Oil futures: NI CRMKTS
Gasoline futures declined for a third day in New York, the first three-day drop since December.
Gasoline for March delivery declined 2.3 cents, or 0.8 percent, to settle at $3.0365 a gallon on the Nymex.
Heating oil for March delivery fell 6.06 cents, or 1.9 percent, to settle at $3.0957 a gallon on the Nymex.
Oil products markets: NI OPFMKT
Platinum slumped to a six-week low on signs that Europe is struggling to recover from a recession, boosting concern that demand will slow. Gold was little changed.
On the Nymex, platinum futures for April delivery fell 1.6 percent to settle at $1,620 an ounce.
Gold futures for April delivery rose less than 0.1 percent to $1,578.60 an ounce on the Comex in New York.
Silver futures for March delivery climbed 0.3 percent to $28.699 an ounce on the Comex.
Precious-metal markets: NI PCMKTS
Sugar slid on a report that a global surplus will be larger than expected, partly because of more production in Brazil, the world’s largest grower. Cotton also dropped, while coffee, cocoa and orange juice advanced.
Raw-sugar futures for May delivery dropped 1.3 percent to settle at 17.9 cents on ICE Futures U.S. in New York.
Also on ICE, cotton futures for May delivery slumped 1.5 percent to 83.23 cents a pound, the first loss in a week.
Arabica coffee for May delivery gained 0.1 percent to $1.4175 a pound in New York.
Cocoa futures for May delivery advanced 0.9 percent to $2,133 a metric ton. Orange-juice futures for May delivery rose 1.9 percent to $1.289 a pound.
Soft commodities markets: NI SOMKTS
Natural gas futures dropped in New York for the first time in three days after weather forecasts for the central U.S. turned milder heading into March.
Natural gas for March delivery slid 3.3 cents, or 1 percent, to settle at $3.246 per million British thermal units on the Nymex.
U.S. gas market: NI NUSMKT
Copper, tin and nickel fell to the lowest level this year on signs of a deepening slump in Europe and concern that the Fed will slow the pace of economic stimulus.
Copper futures for May delivery declined 1.5 percent to settle at $3.5695 a pound on the Comex.
On the London Metal Exchange, copper for delivery in three months fell 1.2 percent to $7,861 a ton ($3.57 a pound). Nickel slumped as low as $16,600, the cheapest since Nov. 27. Tin touched $22,980, the least since Dec. 20.
Lead, zinc and aluminum also retreated in London.
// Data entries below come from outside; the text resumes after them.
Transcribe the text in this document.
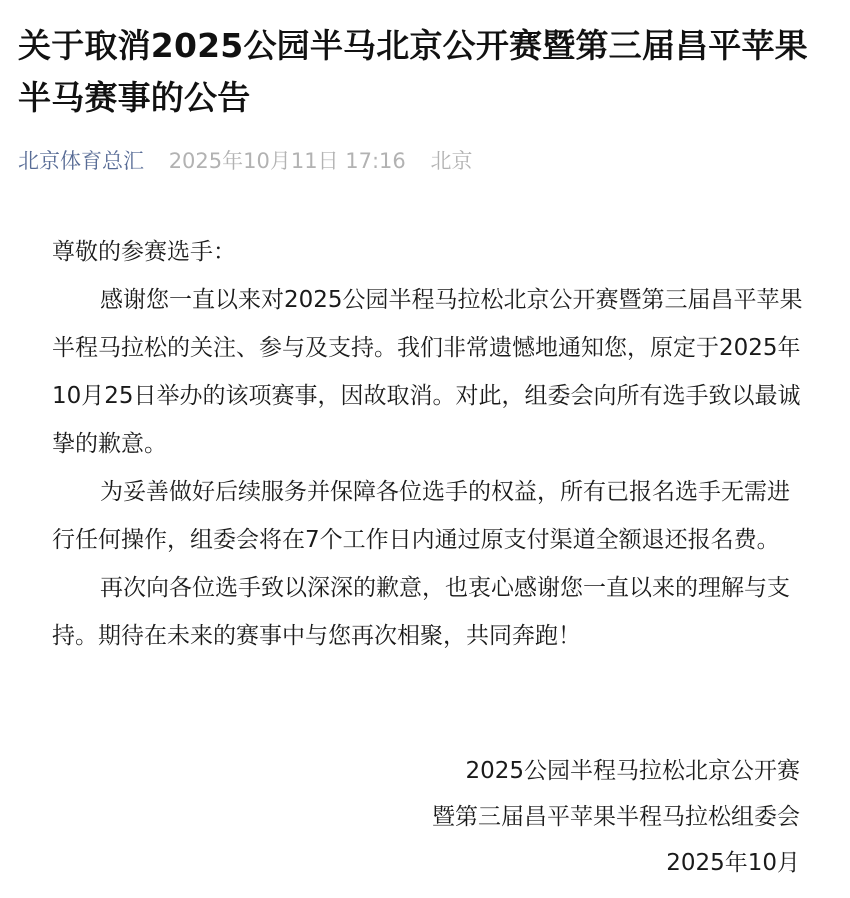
关于取消2025公园半马北京公开赛暨第三届昌平苹果半马赛事的公告
北京体育总汇 2025年10月11日 17:16 北京

尊敬的参赛选手：

感谢您一直以来对2025公园半程马拉松北京公开赛暨第三届昌平苹果半程马拉松的关注、参与及支持。我们非常遗憾地通知您，原定于2025年10月25日举办的该项赛事，因故取消。对此，组委会向所有选手致以最诚挚的歉意。

为妥善做好后续服务并保障各位选手的权益，所有已报名选手无需进行任何操作，组委会将在7个工作日内通过原支付渠道全额退还报名费。

再次向各位选手致以深深的歉意，也衷心感谢您一直以来的理解与支持。期待在未来的赛事中与您再次相聚，共同奔跑！

2025公园半程马拉松北京公开赛
暨第三届昌平苹果半程马拉松组委会
2025年10月
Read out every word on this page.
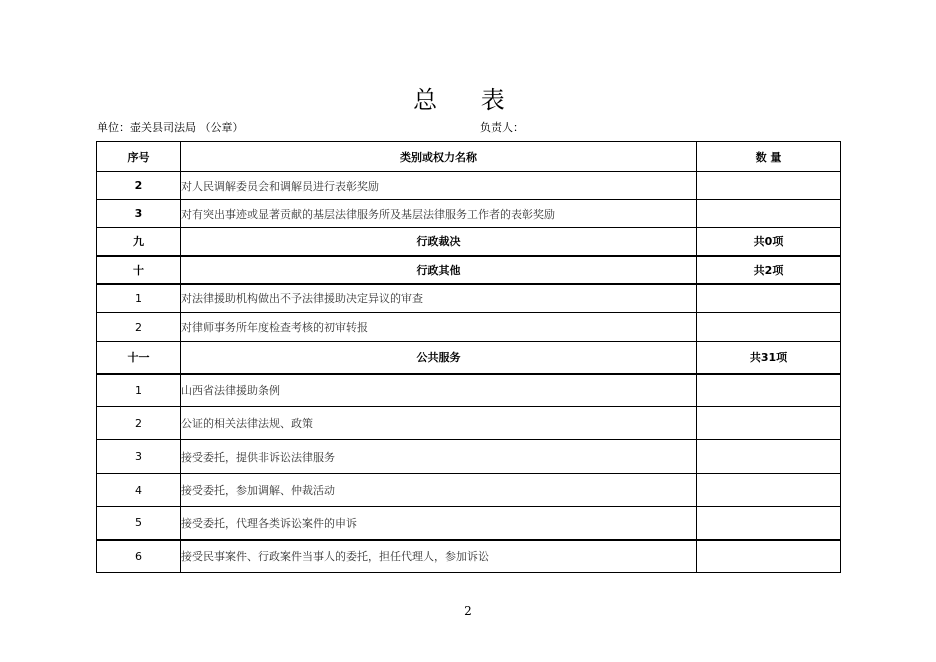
总 表
单位：壶关县司法局 （公章）	负责人：
序号	类别或权力名称	数 量
2	对人民调解委员会和调解员进行表彰奖励	
3	对有突出事迹或显著贡献的基层法律服务所及基层法律服务工作者的表彰奖励	
九	行政裁决	共0项
十	行政其他	共2项
1	对法律援助机构做出不予法律援助决定异议的审查	
2	对律师事务所年度检查考核的初审转报	
十一	公共服务	共31项
1	山西省法律援助条例	
2	公证的相关法律法规、政策	
3	接受委托，提供非诉讼法律服务	
4	接受委托，参加调解、仲裁活动	
5	接受委托，代理各类诉讼案件的申诉	
6	接受民事案件、行政案件当事人的委托，担任代理人，参加诉讼	
2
Base-metal markets: NI BMMKTS
Wheat fell the most in seven weeks as snowfall expected in Kansas, the biggest U.S. grower of winter varieties, eased concern that drought in the Great Plains will damage crops. Corn fell, and soybeans rose.
Wheat futures for delivery in May fell 2.9 percent to settle at $7.24 a bushel on the Chicago Board of Trade.
Soybean futures for May delivery rose 0.1 percent to settle at $14.705 a bushel on the CBOT.
Corn futures for May delivery dropped 1.5 percent to $6.855 a bushel in Chicago.
Grain markets: NI GRMKTS
Hog futures fell, capping the longest slump in 15 months, on signs of slack export demand for U.S. pork. Cattle also dropped.
Hog futures for April settlement declined 0.7 percent to close at 82.375 cents a pound on the Chicago Mercantile Exchange.
Cattle futures for April delivery slid 0.3 percent to $1.27825 a pound. Feeder-cattle futures for March settlement declined less than 0.1 percent to $1.407 a pound.